- McCarty Hill Location within New York McCarty Hill Location within the United States

Highest point
- Elevation: 2,330 feet (710 m)
- Coordinates: 42°15′15″N 78°41′39″W﻿ / ﻿42.2542307°N 78.6941970°W

Geography
- Location: Center of Cattaraugus County, New York, U.S.
- Topo map: USGS Ellicottville

= McCarty Hill =

Mountain in New York, United States

McCarty Hill is a mountain in the Southern Tier of New York. It is located in Cattaraugus County, mostly in Little Valley and Great Valley, with portions in Ellicottville and Mansfield. In 1940, an 82 ft 6 in steel fire lookout tower was built on the mountain. The tower ceased fire lookout operations and then officially closed in early 1989. In 1993, the tower was dismantled and removed and replaced with a free-standing communications tower.

==History==
In 1940, the Civilian Conservation Corps Camp S-106 of Salamanca, New York built an 82 ft 6 in International Derrick steel fire lookout tower on the mountain. The tower was initially intended to be on Irish Hill, which is located 6 mi northeast of McCarty Hill. The tower was first staffed in 1941 and reported 4 fires and 980 visitors. The tower ceased fire lookout operations at the end of the 1988 fire lookout season. The New York State Department of Environmental Conservation (NYSDEC) officially closed the tower in early 1989. Beginning in 1987, the tower hosted repeater antennae for the Cattaraugus County Sheriff's Office (CCSO). A small building was built at the base with a chain link fence to protect the building. In 1993, the NYSDEC made an agreement with the CCSO that the CCSO could build a free-standing tower on the site of the fire lookout tower. The tower was dismantled and removed at the same time the new free-standing tower was constructed.

Both the Holimont Ski Resort and Holiday Valley Resort are constructed on the north-facing side of the mountain.
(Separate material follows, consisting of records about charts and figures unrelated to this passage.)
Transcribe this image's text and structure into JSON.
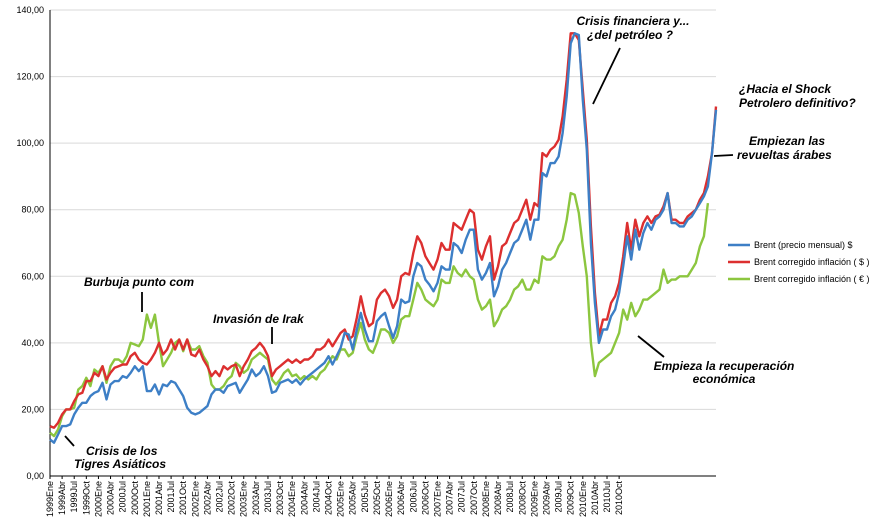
{
  "chart_data": {
    "type": "line",
    "title": "",
    "xlabel": "",
    "ylabel": "",
    "ylim": [
      0,
      140
    ],
    "yticks": [
      "0,00",
      "20,00",
      "40,00",
      "60,00",
      "80,00",
      "100,00",
      "120,00",
      "140,00"
    ],
    "x_tick_labels": [
      "1999Ene",
      "1999Abr",
      "1999Jul",
      "1999Oct",
      "2000Ene",
      "2000Abr",
      "2000Jul",
      "2000Oct",
      "2001Ene",
      "2001Abr",
      "2001Jul",
      "2001Oct",
      "2002Ene",
      "2002Abr",
      "2002Jul",
      "2002Oct",
      "2003Ene",
      "2003Abr",
      "2003Jul",
      "2003Oct",
      "2004Ene",
      "2004Abr",
      "2004Jul",
      "2004Oct",
      "2005Ene",
      "2005Abr",
      "2005Jul",
      "2005Oct",
      "2006Ene",
      "2006Abr",
      "2006Jul",
      "2006Oct",
      "2007Ene",
      "2007Abr",
      "2007Jul",
      "2007Oct",
      "2008Ene",
      "2008Abr",
      "2008Jul",
      "2008Oct",
      "2009Ene",
      "2009Abr",
      "2009Jul",
      "2009Oct",
      "2010Ene",
      "2010Abr",
      "2010Jul",
      "2010Oct"
    ],
    "x_start": "1999Ene",
    "x_step": "month",
    "grid": "horizontal",
    "legend_position": "right",
    "series": [
      {
        "name": "Brent (precio mensual) $",
        "color": "#3d7fc6",
        "values": [
          11,
          10,
          12.5,
          15,
          15,
          15.5,
          18.5,
          20.5,
          22,
          22,
          24,
          25,
          25.5,
          28,
          23,
          27.5,
          28.5,
          28.5,
          30,
          29.5,
          31,
          33,
          31.5,
          33,
          25.5,
          25.5,
          27.5,
          24.5,
          27.5,
          27,
          28.5,
          28,
          26,
          24,
          20.5,
          19,
          18.5,
          19,
          20,
          21,
          24.5,
          26,
          26,
          25,
          27,
          27.5,
          28,
          25,
          27,
          29,
          32,
          30,
          31,
          33,
          30,
          25,
          25.5,
          28,
          28.5,
          29,
          28,
          29,
          27.5,
          29,
          30,
          31,
          32,
          33,
          34,
          36,
          33.5,
          36,
          38.5,
          43,
          42.5,
          38,
          44,
          49,
          44,
          40.5,
          40.5,
          46.5,
          48,
          49,
          45,
          41.5,
          45,
          53,
          52,
          52.5,
          60,
          64,
          63,
          59,
          57.5,
          55.5,
          58,
          63,
          62,
          62,
          70,
          69,
          67,
          71,
          74,
          74,
          62,
          59,
          61,
          64,
          54,
          57,
          62,
          64,
          67,
          70,
          71,
          74,
          77,
          71,
          77,
          77,
          91,
          90,
          94,
          94,
          96,
          103,
          114,
          130,
          133,
          132.5,
          113,
          98,
          70,
          52,
          40,
          44,
          44,
          48,
          50,
          55,
          63,
          72,
          65,
          74,
          68,
          73,
          76,
          74,
          77,
          78,
          80,
          85,
          76,
          76,
          75,
          75,
          77,
          78,
          80,
          82,
          84,
          87,
          97,
          110
        ]
      },
      {
        "name": "Brent corregido inflación ( $ )",
        "color": "#dc2f2f",
        "values": [
          15,
          14.5,
          16,
          18.5,
          20,
          20,
          22.5,
          24.5,
          25,
          28.5,
          28.5,
          31,
          30,
          33,
          29,
          31,
          32.5,
          33,
          33.5,
          33.5,
          36,
          37,
          35,
          34,
          33.5,
          35,
          37,
          40,
          36.5,
          38,
          41,
          38,
          41,
          38,
          41,
          36.5,
          36,
          38,
          35,
          33,
          30,
          31.5,
          30,
          33,
          32,
          33,
          33.5,
          30,
          33,
          35,
          37.5,
          38.5,
          40,
          38.5,
          36,
          30,
          32,
          33,
          34,
          35,
          34,
          35,
          34,
          35,
          35,
          36,
          38,
          38,
          39,
          41,
          39,
          41,
          43,
          44,
          41,
          42,
          47.5,
          54,
          48.5,
          45,
          46,
          53,
          55,
          56,
          54,
          50.5,
          53,
          60,
          61,
          60.5,
          67,
          72,
          70,
          66,
          64,
          62,
          65,
          70,
          68,
          68,
          76,
          75,
          74,
          77,
          80,
          79,
          68,
          65,
          69,
          72,
          59,
          63,
          69,
          70,
          73,
          76,
          77,
          80,
          83,
          77,
          82,
          81,
          97,
          96,
          98,
          99,
          101,
          108,
          119,
          133,
          133,
          131,
          116,
          101,
          75,
          55,
          42,
          47,
          47,
          52,
          54,
          58,
          66,
          76,
          68,
          77,
          72,
          76,
          78,
          76,
          78,
          78.5,
          81,
          85,
          77,
          77,
          76,
          76,
          78,
          79,
          80,
          83,
          85,
          90,
          97,
          111
        ]
      },
      {
        "name": "Brent corregido inflación ( € )",
        "color": "#8cc63f",
        "values": [
          13,
          12,
          14,
          18,
          20,
          20,
          20.5,
          26,
          27,
          29.5,
          27,
          32,
          31,
          33,
          28,
          33,
          35,
          35,
          34,
          36,
          40,
          39.5,
          39,
          41,
          48.5,
          44.5,
          48.5,
          40,
          33,
          35,
          37,
          40,
          41,
          37.5,
          41,
          38,
          38,
          39,
          36,
          34,
          27.5,
          26,
          26,
          27,
          29,
          30,
          34,
          33,
          31,
          32,
          35,
          36,
          37,
          36,
          35,
          29,
          27.5,
          29,
          31,
          32,
          30,
          30.5,
          29,
          30,
          29,
          30,
          29,
          31,
          32,
          34,
          36,
          35,
          38,
          38,
          36,
          37,
          42,
          46,
          41,
          38,
          37,
          40,
          44,
          44,
          43,
          40,
          42,
          47,
          48,
          48,
          53,
          58,
          56,
          53,
          52,
          51,
          53,
          59,
          58,
          58,
          63,
          61,
          60,
          62,
          60,
          59,
          53,
          50,
          51,
          53,
          45,
          47,
          50,
          51,
          53,
          56,
          57,
          59,
          56,
          56,
          59,
          58,
          66,
          65,
          65,
          66,
          69,
          71,
          77,
          85,
          84.5,
          79,
          69,
          60,
          40,
          30,
          34,
          35,
          36,
          37,
          40,
          43,
          50,
          47,
          52,
          48,
          50,
          53,
          53,
          54,
          55,
          56,
          62,
          58,
          59,
          59,
          60,
          60,
          60,
          62,
          64,
          69,
          72,
          82
        ]
      }
    ]
  },
  "annotations": {
    "crisis_fin_line1": "Crisis financiera y...",
    "crisis_fin_line2": "¿del petróleo ?",
    "shock_line1": "¿Hacia el Shock",
    "shock_line2": "Petrolero definitivo?",
    "revueltas_line1": "Empiezan las",
    "revueltas_line2": "revueltas árabes",
    "burbuja": "Burbuja punto com",
    "irak": "Invasión de Irak",
    "recuperacion_line1": "Empieza la recuperación",
    "recuperacion_line2": "económica",
    "tigres_line1": "Crisis de los",
    "tigres_line2": "Tigres Asiáticos"
  }
}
Most of the remainder of the mountain is owned by the state of New York as the Rock City State Forest and McCarty Hill State Forest (New York State Forests). The state offers mountain biking, camping, hiking (via the Finger Lakes Trail), horseback riding, snowmobiling during winter months, and hunting; the southern portion of the state forest includes a geological formation of large boulders resembling a city, hence the Rock City name.